London - It will come as good news for the millions of people now confined to their homes – 1 000 steps a day is sufficient to considerably improve your health.
Health guidelines usually advise that we need to do 10 000 steps a day to stay fit and healthy.
But at a time when many people are self-isolating – and with gyms and sports clubs closed – most will struggle to hit this target.
Research by experts in the US suggests that doing at least some exercise each day, whether walking up the stairs or doing a few laps of the garden, can make a huge difference.
Findings presented at the American College of Cardiology conference in Chicago found just 1 000 steps a day – equivalent to a brisk ten-minute walk – slashes the risk of high blood pressure.
High blood pressure affects millions of people worldwide, and severely raises the risk of a heart attack or stroke. The study involved 638 people tracking their steps daily using an Apple Watch and recording their blood pressure weekly.
It found that their systolic blood pressure – the pressure in the arteries during contraction of the heart muscle – was about 0.45 points lower for every 1 000 daily steps taken.
Lead author Dr Mayank Sardana, of the University of California, San Francisco, said: "This study solidifies our understanding of the relationship between physical activity and blood pressure and raises the possibility that obesity or body mass index accounts for a lot of that relationship.
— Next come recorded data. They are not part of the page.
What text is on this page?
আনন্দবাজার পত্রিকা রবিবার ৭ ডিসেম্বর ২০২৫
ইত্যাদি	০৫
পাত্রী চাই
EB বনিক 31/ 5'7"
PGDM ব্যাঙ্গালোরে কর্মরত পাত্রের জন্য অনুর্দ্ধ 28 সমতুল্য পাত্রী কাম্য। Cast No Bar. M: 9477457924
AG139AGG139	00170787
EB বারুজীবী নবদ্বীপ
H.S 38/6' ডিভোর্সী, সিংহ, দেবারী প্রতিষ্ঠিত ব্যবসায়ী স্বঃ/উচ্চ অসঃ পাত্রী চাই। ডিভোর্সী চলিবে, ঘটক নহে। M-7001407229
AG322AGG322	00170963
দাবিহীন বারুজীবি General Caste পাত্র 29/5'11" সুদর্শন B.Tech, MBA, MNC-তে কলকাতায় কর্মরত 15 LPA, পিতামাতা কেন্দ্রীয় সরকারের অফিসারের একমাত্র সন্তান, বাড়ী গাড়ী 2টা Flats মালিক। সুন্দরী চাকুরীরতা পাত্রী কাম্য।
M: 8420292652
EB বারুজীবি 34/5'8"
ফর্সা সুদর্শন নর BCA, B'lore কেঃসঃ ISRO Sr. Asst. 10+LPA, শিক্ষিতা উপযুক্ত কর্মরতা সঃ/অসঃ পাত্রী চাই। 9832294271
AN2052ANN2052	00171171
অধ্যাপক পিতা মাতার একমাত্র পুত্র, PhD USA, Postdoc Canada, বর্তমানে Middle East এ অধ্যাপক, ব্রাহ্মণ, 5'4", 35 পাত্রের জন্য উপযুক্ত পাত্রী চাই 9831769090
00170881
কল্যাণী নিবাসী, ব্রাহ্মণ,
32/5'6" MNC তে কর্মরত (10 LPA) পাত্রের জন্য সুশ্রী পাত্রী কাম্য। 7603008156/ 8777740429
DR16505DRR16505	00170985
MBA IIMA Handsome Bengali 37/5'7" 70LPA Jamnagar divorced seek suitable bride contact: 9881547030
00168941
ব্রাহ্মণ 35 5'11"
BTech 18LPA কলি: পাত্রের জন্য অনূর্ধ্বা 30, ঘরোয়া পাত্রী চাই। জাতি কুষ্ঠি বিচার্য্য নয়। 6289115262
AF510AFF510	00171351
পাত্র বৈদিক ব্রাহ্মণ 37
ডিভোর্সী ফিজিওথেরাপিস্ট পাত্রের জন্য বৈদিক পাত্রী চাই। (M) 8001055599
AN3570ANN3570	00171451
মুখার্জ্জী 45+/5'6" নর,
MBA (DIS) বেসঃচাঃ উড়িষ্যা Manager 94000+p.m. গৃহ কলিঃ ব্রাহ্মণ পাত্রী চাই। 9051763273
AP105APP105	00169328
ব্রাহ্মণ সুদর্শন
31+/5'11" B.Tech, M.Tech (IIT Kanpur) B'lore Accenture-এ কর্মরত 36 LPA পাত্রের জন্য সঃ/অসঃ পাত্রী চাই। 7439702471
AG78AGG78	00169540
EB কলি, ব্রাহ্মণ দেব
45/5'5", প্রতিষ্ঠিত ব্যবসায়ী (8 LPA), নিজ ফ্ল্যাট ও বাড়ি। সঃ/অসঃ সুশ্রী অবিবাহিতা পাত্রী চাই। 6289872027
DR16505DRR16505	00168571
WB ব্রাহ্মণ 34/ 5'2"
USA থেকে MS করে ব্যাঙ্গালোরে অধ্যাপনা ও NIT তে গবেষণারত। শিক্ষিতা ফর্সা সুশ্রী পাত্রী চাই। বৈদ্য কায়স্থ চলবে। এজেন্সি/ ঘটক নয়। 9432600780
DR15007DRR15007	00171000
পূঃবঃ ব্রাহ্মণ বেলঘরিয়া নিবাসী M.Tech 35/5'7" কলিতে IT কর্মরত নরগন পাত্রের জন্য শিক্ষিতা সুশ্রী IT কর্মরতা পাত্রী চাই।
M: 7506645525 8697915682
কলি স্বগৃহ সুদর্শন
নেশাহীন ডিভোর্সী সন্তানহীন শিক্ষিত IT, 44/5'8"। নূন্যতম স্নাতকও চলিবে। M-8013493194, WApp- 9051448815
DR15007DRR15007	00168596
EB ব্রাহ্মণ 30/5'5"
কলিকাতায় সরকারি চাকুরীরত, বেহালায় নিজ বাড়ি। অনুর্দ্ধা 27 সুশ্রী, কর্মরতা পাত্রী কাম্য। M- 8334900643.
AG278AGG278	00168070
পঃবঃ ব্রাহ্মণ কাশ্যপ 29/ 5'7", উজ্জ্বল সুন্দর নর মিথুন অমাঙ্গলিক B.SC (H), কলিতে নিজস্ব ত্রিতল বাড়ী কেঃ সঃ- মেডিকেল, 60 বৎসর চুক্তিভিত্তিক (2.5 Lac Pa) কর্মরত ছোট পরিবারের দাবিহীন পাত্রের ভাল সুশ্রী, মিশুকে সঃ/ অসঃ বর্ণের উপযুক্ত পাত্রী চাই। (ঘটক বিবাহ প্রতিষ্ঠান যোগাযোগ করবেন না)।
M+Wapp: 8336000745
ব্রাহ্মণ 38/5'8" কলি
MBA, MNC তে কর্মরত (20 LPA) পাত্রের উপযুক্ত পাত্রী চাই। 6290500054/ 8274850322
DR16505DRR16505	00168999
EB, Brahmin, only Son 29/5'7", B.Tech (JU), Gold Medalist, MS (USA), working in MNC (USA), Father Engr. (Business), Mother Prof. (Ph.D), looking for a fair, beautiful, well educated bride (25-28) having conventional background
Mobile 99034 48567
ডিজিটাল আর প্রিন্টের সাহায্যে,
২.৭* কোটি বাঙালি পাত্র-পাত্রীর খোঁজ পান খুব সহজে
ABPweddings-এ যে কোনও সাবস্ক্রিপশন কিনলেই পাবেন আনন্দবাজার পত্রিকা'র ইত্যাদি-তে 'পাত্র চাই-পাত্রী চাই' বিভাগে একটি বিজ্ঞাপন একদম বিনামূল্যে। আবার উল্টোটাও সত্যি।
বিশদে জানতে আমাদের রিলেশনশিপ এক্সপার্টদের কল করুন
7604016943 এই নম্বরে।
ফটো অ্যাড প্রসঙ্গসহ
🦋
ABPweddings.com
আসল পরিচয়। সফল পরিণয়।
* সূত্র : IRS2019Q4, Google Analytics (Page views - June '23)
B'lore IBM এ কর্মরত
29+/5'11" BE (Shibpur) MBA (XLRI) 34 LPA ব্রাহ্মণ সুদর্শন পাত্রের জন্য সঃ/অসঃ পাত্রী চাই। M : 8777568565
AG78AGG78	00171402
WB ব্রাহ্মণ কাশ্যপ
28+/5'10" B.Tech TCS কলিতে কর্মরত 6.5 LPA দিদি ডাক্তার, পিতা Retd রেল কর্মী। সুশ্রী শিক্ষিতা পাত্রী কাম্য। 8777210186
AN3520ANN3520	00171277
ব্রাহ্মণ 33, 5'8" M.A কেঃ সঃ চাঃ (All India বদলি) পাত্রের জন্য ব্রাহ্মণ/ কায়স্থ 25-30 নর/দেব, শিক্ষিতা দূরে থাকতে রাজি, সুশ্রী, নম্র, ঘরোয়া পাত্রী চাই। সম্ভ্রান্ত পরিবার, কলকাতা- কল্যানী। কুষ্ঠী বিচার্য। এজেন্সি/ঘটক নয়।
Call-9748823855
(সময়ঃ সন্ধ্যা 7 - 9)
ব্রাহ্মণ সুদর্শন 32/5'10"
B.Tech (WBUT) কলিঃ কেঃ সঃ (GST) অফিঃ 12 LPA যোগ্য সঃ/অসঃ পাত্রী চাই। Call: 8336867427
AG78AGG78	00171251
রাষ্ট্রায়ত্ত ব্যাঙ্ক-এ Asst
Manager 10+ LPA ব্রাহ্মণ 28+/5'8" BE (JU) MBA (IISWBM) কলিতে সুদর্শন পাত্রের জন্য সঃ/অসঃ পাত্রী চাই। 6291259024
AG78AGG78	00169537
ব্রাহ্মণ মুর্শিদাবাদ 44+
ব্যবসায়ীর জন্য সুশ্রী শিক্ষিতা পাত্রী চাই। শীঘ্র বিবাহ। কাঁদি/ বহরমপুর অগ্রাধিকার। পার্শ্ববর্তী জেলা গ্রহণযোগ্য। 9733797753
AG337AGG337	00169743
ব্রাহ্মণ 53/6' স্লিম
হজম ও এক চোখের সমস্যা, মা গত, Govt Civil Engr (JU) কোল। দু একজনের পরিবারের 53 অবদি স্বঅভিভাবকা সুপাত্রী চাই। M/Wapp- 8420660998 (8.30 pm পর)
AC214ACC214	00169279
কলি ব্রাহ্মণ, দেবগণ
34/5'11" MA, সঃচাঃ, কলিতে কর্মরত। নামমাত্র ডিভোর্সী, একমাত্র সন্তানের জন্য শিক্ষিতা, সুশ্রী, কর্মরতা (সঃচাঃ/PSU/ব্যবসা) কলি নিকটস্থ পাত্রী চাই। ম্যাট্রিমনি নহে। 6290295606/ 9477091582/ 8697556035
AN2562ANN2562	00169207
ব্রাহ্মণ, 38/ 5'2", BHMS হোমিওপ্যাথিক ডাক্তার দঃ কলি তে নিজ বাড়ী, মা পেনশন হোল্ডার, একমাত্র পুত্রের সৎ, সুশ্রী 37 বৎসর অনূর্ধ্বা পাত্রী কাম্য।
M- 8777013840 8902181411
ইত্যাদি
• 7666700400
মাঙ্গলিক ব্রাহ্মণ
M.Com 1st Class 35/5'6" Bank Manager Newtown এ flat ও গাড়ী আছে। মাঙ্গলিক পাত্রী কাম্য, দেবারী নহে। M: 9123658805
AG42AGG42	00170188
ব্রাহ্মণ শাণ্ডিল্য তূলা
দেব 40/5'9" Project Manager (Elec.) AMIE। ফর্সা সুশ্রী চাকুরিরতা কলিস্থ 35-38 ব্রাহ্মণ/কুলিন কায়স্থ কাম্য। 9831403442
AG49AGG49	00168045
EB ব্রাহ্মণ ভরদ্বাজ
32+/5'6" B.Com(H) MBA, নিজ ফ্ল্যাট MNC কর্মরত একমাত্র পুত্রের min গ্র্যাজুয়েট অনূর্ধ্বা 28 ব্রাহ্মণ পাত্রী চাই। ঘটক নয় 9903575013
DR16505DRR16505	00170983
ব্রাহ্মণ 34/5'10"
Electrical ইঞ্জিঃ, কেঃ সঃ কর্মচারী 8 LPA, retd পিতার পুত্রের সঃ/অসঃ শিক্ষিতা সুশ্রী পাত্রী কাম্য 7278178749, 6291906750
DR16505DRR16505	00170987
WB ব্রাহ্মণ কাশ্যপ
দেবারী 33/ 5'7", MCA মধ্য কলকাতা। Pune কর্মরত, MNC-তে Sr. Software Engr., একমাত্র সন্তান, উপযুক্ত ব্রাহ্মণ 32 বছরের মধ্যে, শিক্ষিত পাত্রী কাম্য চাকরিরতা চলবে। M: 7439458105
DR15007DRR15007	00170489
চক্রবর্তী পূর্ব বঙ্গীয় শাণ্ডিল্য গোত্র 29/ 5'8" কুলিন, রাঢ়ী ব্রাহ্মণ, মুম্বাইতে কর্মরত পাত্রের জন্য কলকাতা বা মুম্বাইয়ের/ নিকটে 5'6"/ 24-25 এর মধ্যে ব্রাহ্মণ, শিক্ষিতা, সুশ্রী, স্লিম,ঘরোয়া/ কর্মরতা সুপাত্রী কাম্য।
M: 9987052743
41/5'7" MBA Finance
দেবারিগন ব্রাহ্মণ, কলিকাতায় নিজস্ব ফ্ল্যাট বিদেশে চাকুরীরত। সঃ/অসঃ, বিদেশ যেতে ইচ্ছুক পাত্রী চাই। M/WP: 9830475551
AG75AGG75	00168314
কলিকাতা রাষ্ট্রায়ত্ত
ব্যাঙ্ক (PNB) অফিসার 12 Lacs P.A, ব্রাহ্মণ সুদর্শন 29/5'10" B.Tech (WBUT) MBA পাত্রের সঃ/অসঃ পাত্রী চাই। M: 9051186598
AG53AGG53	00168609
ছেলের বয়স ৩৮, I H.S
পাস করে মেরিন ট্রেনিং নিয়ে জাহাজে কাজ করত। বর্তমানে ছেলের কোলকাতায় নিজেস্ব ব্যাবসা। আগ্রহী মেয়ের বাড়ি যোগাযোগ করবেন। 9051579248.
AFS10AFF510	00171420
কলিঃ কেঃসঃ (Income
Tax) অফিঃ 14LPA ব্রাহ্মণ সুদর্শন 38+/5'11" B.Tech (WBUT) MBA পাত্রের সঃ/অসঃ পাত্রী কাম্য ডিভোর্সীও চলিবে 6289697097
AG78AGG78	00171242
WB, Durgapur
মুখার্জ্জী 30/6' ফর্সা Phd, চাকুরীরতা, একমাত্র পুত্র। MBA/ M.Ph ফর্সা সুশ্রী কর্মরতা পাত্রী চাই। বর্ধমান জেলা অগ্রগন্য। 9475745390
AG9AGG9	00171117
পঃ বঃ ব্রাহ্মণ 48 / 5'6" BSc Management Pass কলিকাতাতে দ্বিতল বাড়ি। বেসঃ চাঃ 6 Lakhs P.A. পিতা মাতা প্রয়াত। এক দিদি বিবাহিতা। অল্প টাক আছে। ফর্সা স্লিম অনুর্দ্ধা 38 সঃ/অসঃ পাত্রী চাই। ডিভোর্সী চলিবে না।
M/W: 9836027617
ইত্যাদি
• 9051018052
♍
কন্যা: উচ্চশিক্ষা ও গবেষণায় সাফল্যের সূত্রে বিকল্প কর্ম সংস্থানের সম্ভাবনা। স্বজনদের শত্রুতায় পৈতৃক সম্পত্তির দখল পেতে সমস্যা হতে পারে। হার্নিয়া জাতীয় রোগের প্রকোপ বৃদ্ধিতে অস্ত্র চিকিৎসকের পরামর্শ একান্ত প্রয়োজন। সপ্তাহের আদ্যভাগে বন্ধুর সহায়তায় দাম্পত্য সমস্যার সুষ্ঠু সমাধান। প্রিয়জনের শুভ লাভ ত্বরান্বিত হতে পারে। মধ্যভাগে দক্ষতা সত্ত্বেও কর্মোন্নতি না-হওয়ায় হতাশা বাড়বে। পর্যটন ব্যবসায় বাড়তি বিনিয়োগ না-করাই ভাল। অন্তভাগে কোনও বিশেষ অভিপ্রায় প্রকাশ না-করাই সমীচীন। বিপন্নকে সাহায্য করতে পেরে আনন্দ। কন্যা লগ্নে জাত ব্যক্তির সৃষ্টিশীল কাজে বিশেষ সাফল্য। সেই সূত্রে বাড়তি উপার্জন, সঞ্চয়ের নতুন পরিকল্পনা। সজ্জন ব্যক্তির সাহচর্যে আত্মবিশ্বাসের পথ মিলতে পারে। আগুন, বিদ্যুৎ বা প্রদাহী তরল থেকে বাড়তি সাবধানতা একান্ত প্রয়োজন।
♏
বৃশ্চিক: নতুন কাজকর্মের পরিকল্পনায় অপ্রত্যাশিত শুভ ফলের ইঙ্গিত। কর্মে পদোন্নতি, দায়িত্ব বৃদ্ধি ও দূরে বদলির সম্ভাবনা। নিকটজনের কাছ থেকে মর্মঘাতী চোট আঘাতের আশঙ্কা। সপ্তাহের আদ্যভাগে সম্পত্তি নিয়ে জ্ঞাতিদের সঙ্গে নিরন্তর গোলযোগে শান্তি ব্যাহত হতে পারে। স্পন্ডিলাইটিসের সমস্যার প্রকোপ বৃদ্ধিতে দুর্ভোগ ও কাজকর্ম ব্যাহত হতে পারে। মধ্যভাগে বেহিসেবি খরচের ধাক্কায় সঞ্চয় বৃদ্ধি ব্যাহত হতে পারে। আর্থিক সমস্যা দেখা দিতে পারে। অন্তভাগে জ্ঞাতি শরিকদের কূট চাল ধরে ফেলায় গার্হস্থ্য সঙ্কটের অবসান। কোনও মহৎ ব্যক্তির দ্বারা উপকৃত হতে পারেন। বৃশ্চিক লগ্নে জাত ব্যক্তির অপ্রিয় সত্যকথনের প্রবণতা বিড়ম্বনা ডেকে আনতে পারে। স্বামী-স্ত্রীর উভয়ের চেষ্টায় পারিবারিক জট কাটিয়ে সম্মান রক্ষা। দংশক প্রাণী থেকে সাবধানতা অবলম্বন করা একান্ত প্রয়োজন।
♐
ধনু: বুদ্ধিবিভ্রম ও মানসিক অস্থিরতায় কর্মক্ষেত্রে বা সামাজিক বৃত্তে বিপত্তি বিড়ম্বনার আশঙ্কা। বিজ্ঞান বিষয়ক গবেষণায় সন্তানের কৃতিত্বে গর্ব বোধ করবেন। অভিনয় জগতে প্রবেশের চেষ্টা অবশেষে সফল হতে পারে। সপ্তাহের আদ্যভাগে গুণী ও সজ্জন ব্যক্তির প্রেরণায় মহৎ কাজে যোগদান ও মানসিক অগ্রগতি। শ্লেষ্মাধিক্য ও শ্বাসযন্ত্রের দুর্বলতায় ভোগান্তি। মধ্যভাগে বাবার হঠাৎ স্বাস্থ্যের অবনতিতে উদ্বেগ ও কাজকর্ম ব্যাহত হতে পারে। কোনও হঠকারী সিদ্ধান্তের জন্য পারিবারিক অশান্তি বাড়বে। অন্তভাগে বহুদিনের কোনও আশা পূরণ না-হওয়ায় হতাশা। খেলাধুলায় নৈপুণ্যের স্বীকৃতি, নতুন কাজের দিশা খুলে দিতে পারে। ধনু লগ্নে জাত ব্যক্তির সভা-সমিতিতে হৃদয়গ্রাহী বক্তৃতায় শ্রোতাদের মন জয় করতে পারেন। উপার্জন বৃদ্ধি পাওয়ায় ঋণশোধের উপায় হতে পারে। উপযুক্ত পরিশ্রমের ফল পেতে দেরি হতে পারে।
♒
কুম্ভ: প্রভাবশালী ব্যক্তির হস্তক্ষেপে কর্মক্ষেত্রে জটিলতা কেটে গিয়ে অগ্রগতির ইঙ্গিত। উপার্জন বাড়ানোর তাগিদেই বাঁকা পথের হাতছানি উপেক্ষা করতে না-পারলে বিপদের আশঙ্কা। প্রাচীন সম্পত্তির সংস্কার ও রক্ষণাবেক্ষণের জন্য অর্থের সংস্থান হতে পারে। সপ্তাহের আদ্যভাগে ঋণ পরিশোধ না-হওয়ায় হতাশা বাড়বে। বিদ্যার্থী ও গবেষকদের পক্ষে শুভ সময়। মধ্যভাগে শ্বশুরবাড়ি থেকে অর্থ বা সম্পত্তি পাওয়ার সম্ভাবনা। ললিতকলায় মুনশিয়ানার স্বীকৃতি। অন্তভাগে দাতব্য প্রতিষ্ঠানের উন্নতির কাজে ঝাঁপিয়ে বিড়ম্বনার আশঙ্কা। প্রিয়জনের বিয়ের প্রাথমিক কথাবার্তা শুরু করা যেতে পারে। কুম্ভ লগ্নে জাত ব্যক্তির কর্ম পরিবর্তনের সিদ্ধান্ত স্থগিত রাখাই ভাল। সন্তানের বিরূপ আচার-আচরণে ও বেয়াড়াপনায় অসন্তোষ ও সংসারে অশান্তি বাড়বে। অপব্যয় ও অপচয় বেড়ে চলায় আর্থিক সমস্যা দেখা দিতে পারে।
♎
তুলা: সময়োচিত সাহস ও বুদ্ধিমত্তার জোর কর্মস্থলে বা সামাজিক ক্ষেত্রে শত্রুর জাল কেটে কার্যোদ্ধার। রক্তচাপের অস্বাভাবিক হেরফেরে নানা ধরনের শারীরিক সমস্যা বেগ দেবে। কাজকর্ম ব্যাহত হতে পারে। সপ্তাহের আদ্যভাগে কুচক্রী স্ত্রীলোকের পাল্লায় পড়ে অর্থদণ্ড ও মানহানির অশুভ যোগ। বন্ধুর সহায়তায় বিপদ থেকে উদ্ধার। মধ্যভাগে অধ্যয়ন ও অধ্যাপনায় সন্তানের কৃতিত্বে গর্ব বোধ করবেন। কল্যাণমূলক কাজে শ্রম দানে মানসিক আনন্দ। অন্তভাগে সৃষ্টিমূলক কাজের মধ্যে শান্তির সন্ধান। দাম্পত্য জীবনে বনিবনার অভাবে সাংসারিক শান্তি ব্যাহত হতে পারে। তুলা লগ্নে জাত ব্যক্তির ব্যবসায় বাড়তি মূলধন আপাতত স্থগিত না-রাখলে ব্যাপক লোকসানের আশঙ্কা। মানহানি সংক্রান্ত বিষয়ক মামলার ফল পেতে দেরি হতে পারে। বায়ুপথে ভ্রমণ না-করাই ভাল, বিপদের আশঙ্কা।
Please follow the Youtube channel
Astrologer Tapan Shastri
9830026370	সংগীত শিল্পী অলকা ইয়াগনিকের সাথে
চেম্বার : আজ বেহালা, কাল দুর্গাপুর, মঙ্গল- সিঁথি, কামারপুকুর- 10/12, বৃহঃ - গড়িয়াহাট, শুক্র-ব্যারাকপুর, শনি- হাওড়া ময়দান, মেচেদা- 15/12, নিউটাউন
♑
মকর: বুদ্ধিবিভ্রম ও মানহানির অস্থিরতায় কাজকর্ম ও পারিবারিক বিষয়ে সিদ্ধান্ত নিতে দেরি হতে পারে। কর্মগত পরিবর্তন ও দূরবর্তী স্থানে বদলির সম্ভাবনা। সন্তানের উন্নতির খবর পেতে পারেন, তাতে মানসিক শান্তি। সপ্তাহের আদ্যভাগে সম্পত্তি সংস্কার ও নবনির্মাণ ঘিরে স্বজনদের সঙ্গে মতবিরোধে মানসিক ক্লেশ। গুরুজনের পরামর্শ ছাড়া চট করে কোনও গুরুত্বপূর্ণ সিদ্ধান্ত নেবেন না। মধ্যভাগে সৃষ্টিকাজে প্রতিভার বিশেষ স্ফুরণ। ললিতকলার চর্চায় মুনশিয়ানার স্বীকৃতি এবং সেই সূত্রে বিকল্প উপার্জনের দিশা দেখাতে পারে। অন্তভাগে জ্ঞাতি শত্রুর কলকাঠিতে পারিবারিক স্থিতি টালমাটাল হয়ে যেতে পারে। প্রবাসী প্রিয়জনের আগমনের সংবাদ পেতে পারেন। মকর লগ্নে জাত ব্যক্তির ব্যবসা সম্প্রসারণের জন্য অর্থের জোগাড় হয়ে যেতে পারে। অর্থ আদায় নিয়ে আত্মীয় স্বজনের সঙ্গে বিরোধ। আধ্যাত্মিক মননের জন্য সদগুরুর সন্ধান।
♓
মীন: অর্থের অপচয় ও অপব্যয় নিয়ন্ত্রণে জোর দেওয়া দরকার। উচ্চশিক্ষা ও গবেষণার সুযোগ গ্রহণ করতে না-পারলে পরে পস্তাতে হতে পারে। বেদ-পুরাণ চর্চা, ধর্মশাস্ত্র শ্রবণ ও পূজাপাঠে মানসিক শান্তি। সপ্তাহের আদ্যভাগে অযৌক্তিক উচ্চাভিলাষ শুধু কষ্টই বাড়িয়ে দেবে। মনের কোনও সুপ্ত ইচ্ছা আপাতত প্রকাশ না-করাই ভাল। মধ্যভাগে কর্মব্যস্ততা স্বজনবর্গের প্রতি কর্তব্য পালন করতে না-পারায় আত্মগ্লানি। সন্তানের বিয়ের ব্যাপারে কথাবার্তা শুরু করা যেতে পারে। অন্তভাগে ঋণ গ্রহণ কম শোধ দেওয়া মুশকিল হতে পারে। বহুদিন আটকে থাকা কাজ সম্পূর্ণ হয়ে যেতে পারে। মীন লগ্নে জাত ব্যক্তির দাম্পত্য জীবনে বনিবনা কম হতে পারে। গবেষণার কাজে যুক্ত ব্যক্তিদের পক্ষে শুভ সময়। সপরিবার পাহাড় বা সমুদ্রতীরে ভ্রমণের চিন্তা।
"It would be useful to look at how smart devices might be leveraged to promote physical activity, reduce the burden of obesity and potentially reduce blood pressure."
The study is one of the first to use commercially available wearable devices to track habitual physical activity in a large group of people in the context of daily life outside of a health care setting or research centre.
It comes after a separate research project, by the nearby University of California, San Diego, found last week that as few as 2 100 steps a day in old age can make a marked difference to health.
Experts are increasingly concerned that the 10 000-step target seems out of touch for many people – even in normal times.
And they are particularly concerned about the elderly, many of whom do no exercise at all because such a high target seems unachievable.
Last week’s study of 6 000 women with an average age of 79 concluded that taking between 2 100 and 4 500 steps a day reduced the risk of dying of cardiovascular disease by 38 percent compared with those who did less than 2 100.